Should you shrink-wrap your boat for the cold-weather period?
It’s your choice, Mummert says. Wrapping the vessel with plastic sheeting protects the teak and gelcoat from rain, frost, and other elements, but it’s costly, exacerbates the condensation problem, and risks creating blisters. Unless you demand that your boat be in pristine condition, it isn’t a necessity.
Haul out or leave your boat in the water?
“That’s always a crap shoot,” Mummert says, but in recent years the Bay has been free of ice, so there’s less danger that your hull will suffer damage. If you leave your boat in, place an electric-powered bubbler in the slip to keep the water around the boat circulating. Check your insurance: does it cover winters afloat?

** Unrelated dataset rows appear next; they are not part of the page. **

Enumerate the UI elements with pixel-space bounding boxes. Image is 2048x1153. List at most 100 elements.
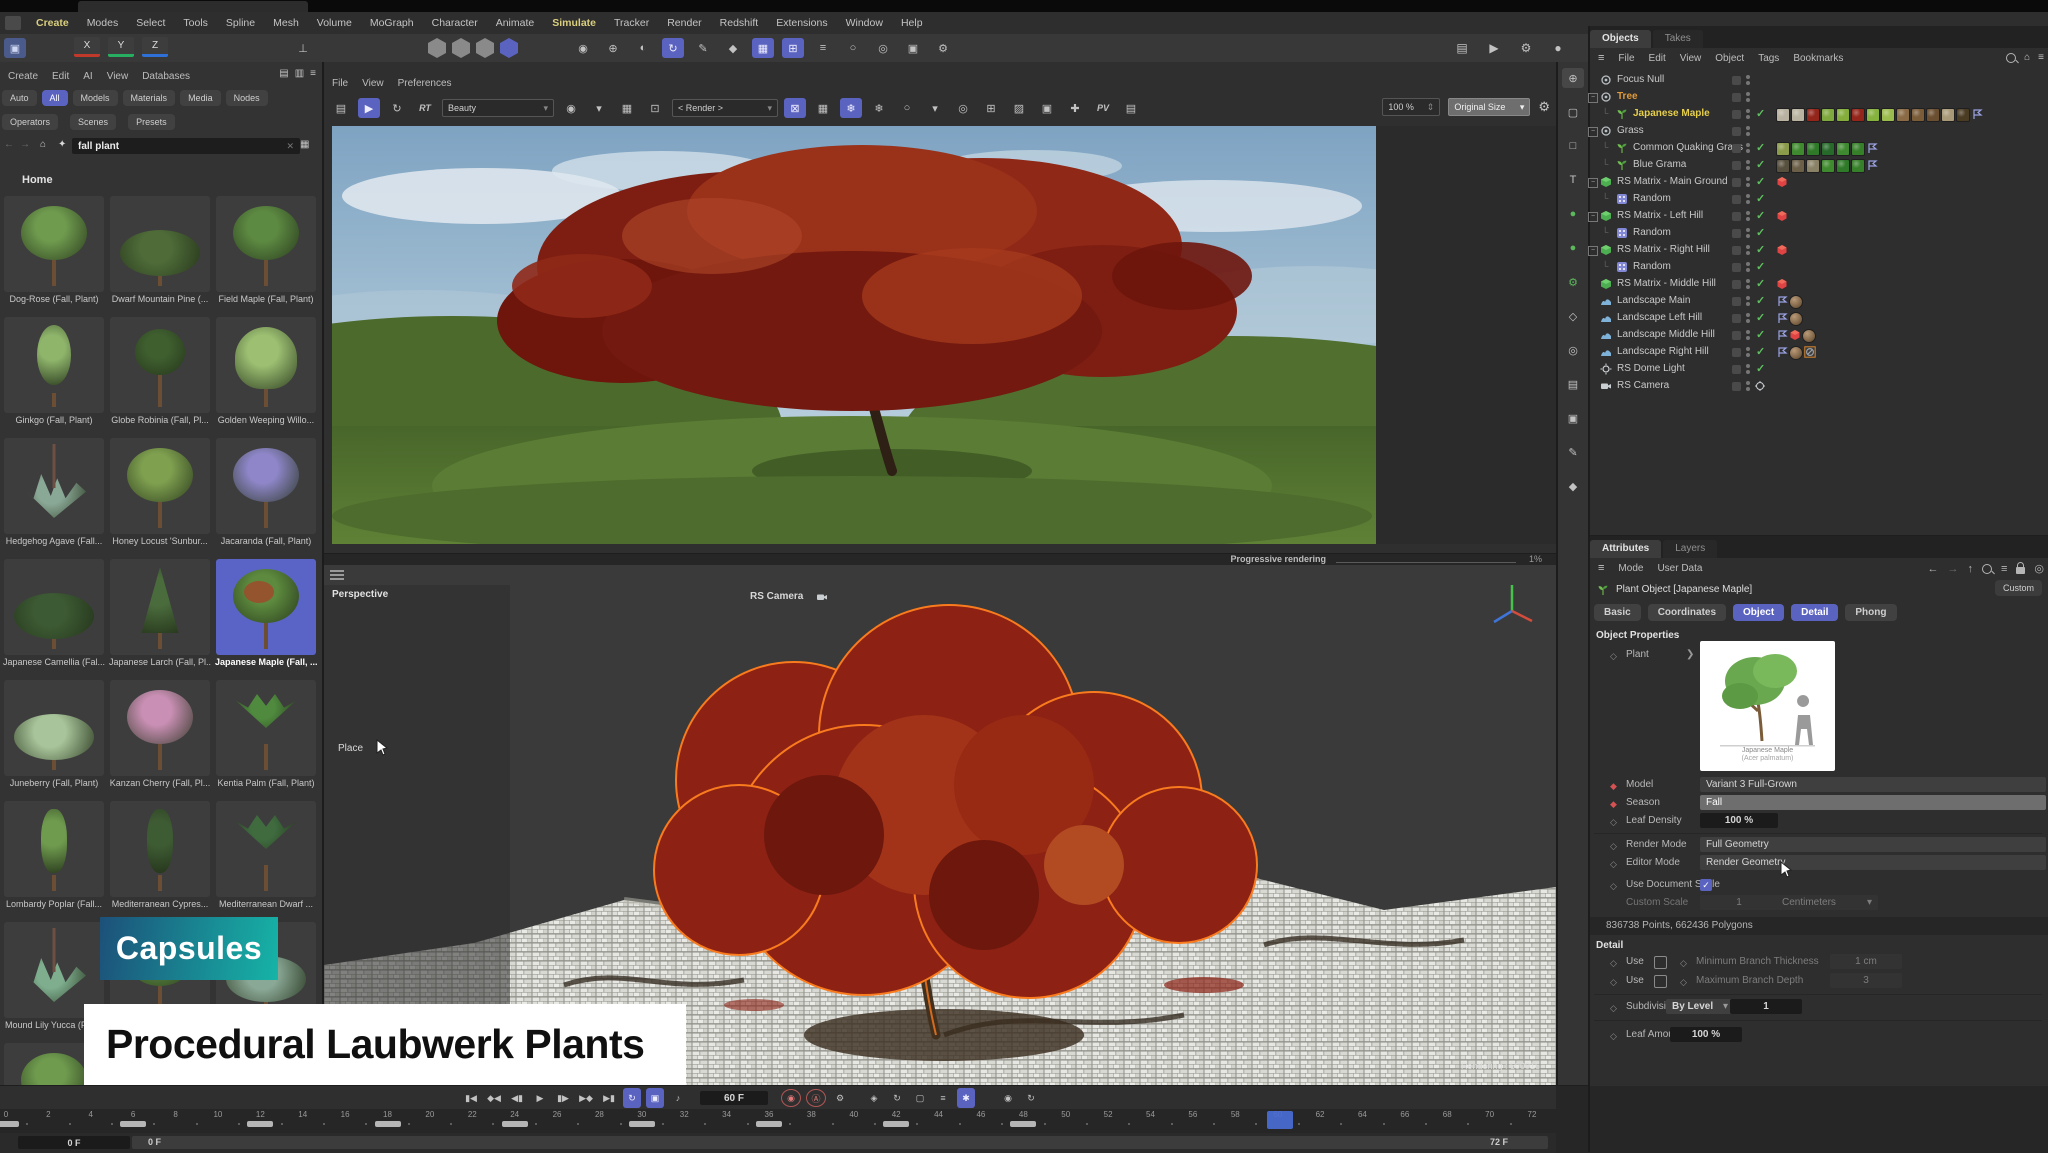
axis-x-button[interactable]: X xyxy=(74,37,100,57)
axis-tool-icon[interactable]: ⊥ xyxy=(292,38,314,58)
rs-camera-label[interactable]: RS Camera xyxy=(750,591,803,602)
list-view-icon[interactable]: ▥ xyxy=(295,68,304,79)
region-icon[interactable]: ○ xyxy=(896,98,918,118)
enabled-check-icon[interactable]: ✓ xyxy=(1756,243,1765,256)
loop-button[interactable]: ↻ xyxy=(623,1088,641,1108)
text-tool-icon[interactable]: T xyxy=(1562,170,1584,190)
om-tab-takes[interactable]: Takes xyxy=(1653,30,1703,48)
filter-grid-icon[interactable]: ▦ xyxy=(300,139,309,150)
rv-menu-file[interactable]: File xyxy=(332,78,348,89)
object-row[interactable]: Landscape Left Hill✓ xyxy=(1590,310,2048,327)
material-swatch[interactable] xyxy=(1806,159,1820,173)
om-menu-bookmarks[interactable]: Bookmarks xyxy=(1793,53,1843,64)
attr-forward-icon[interactable]: → xyxy=(1947,563,1958,575)
render-active-icon[interactable]: ◎ xyxy=(872,38,894,58)
object-row[interactable]: RS Dome Light✓ xyxy=(1590,361,2048,378)
visibility-dots[interactable] xyxy=(1746,347,1750,359)
material-swatch[interactable] xyxy=(1881,108,1895,122)
material-swatch[interactable] xyxy=(1926,108,1940,122)
play-button[interactable]: ▶ xyxy=(531,1088,549,1108)
freeze-g-icon[interactable]: ❄ xyxy=(868,98,890,118)
range-start-field[interactable]: 0 F xyxy=(18,1136,130,1149)
material-swatch[interactable] xyxy=(1776,108,1790,122)
object-row[interactable]: RS Camera xyxy=(1590,378,2048,395)
visibility-dots[interactable] xyxy=(1746,245,1750,257)
plant-thumbnail[interactable]: Japanese Maple (Acer palmatum) xyxy=(1700,641,1835,771)
om-search-icon[interactable] xyxy=(2006,53,2016,63)
enabled-check-icon[interactable]: ✓ xyxy=(1756,141,1765,154)
flag-tag[interactable] xyxy=(1776,329,1788,341)
visibility-square[interactable] xyxy=(1732,110,1741,119)
asset-thumbnail[interactable] xyxy=(4,317,104,413)
om-tab-objects[interactable]: Objects xyxy=(1590,30,1651,48)
zoom-fit-icon[interactable]: ⊞ xyxy=(980,98,1002,118)
enabled-check-icon[interactable]: ✓ xyxy=(1756,345,1765,358)
attr-tab-attributes[interactable]: Attributes xyxy=(1590,540,1661,558)
rt-toggle[interactable]: RT xyxy=(414,98,436,118)
balloon-hex-icon[interactable] xyxy=(452,38,470,58)
menu-render[interactable]: Render xyxy=(667,17,701,29)
rs-tag[interactable] xyxy=(1789,329,1801,341)
layers-icon[interactable]: ▤ xyxy=(1562,374,1584,394)
subdivision-mode-dropdown[interactable]: By Level▾ xyxy=(1666,999,1734,1014)
asset-thumbnail[interactable] xyxy=(216,559,316,655)
sphere-icon[interactable]: ● xyxy=(1562,204,1584,224)
playhead[interactable] xyxy=(1267,1111,1293,1129)
camera-target-icon[interactable] xyxy=(1754,380,1766,392)
asset-thumbnail[interactable] xyxy=(216,317,316,413)
attr-search-icon[interactable] xyxy=(1982,564,1992,574)
visibility-square[interactable] xyxy=(1732,246,1741,255)
menu-mesh[interactable]: Mesh xyxy=(273,17,299,29)
pen-icon[interactable]: ✎ xyxy=(1562,442,1584,462)
material-swatch[interactable] xyxy=(1911,108,1925,122)
asset-thumbnail[interactable] xyxy=(4,559,104,655)
visibility-square[interactable] xyxy=(1732,280,1741,289)
record-button[interactable]: ◉ xyxy=(781,1089,801,1107)
texture-ball-tag[interactable] xyxy=(1789,295,1803,309)
render-pv-icon-2[interactable]: ▶ xyxy=(1483,38,1505,58)
flag-tag[interactable] xyxy=(1776,346,1788,358)
ab-menu-create[interactable]: Create xyxy=(8,71,38,82)
visibility-square[interactable] xyxy=(1732,382,1741,391)
region-dropdown-icon[interactable]: ▾ xyxy=(924,98,946,118)
attr-menu-user-data[interactable]: User Data xyxy=(1657,563,1702,574)
menu-tools[interactable]: Tools xyxy=(183,17,208,29)
filter-tab-auto[interactable]: Auto xyxy=(2,90,37,106)
key-position-button[interactable]: ◈ xyxy=(865,1088,883,1108)
attr-target-icon[interactable]: ◎ xyxy=(2034,562,2044,575)
enabled-check-icon[interactable]: ✓ xyxy=(1756,107,1765,120)
filter-tab-all[interactable]: All xyxy=(42,90,68,106)
visibility-square[interactable] xyxy=(1732,144,1741,153)
material-swatch[interactable] xyxy=(1851,108,1865,122)
lock-icon[interactable]: ⊠ xyxy=(784,98,806,118)
menu-animate[interactable]: Animate xyxy=(496,17,535,29)
grid-view-icon[interactable]: ▤ xyxy=(279,68,288,79)
asset-thumbnail[interactable] xyxy=(4,680,104,776)
last-tool-icon[interactable]: ✎ xyxy=(692,38,714,58)
filter-tab-nodes[interactable]: Nodes xyxy=(226,90,268,106)
back-icon[interactable]: ← xyxy=(4,139,14,150)
sound-button[interactable]: ♪ xyxy=(669,1088,687,1108)
visibility-square[interactable] xyxy=(1732,195,1741,204)
asset-thumbnail[interactable] xyxy=(110,801,210,897)
render-mode-dropdown[interactable]: Full Geometry xyxy=(1700,837,2046,852)
enabled-check-icon[interactable]: ✓ xyxy=(1756,277,1765,290)
material-swatch[interactable] xyxy=(1791,108,1805,122)
crop-icon[interactable]: ⊡ xyxy=(644,98,666,118)
leaf-density-field[interactable]: 100 % xyxy=(1700,813,1778,828)
redshift-icon[interactable]: ● xyxy=(1547,38,1569,58)
object-row[interactable]: Landscape Right Hill✓ xyxy=(1590,344,2048,361)
visibility-square[interactable] xyxy=(1732,314,1741,323)
om-menu-file[interactable]: File xyxy=(1618,53,1634,64)
camera-lock-icon[interactable]: ▣ xyxy=(1562,408,1584,428)
visibility-square[interactable] xyxy=(1732,178,1741,187)
move-axis-icon[interactable]: ⊕ xyxy=(1562,68,1584,88)
visibility-square[interactable] xyxy=(1732,297,1741,306)
menu-select[interactable]: Select xyxy=(136,17,165,29)
range-button[interactable]: ▣ xyxy=(646,1088,664,1108)
export-icon[interactable]: ▤ xyxy=(1120,98,1142,118)
rs-tag[interactable] xyxy=(1776,210,1788,222)
menu-volume[interactable]: Volume xyxy=(317,17,352,29)
enabled-check-icon[interactable]: ✓ xyxy=(1756,175,1765,188)
rotate-icon[interactable]: ↻ xyxy=(662,38,684,58)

Arrange for your haul-out early so that the marina staffers have time to fit it into their schedule. Remember, if you want to put your boat back into the water early in the season next spring, schedule the haulout toward the end of the marina’s window. If you want to keep the vessel on shore longer, haul it out early, so you’re the last to go back in.
If you leave your boat in the water all winter, you can also schedule a so-called “short haul” in early spring—in which the vessel will be out of the water for only a few days—so you can work on projects that you can’t do once she’s in the slip, such as painting the keel or replacing the propeller.
Finally, since you won’t be using the boat in freezing weather, that’s the time to prepare a hot chocolate—or even a hot toddy—for the captain and the crew. See you next spring!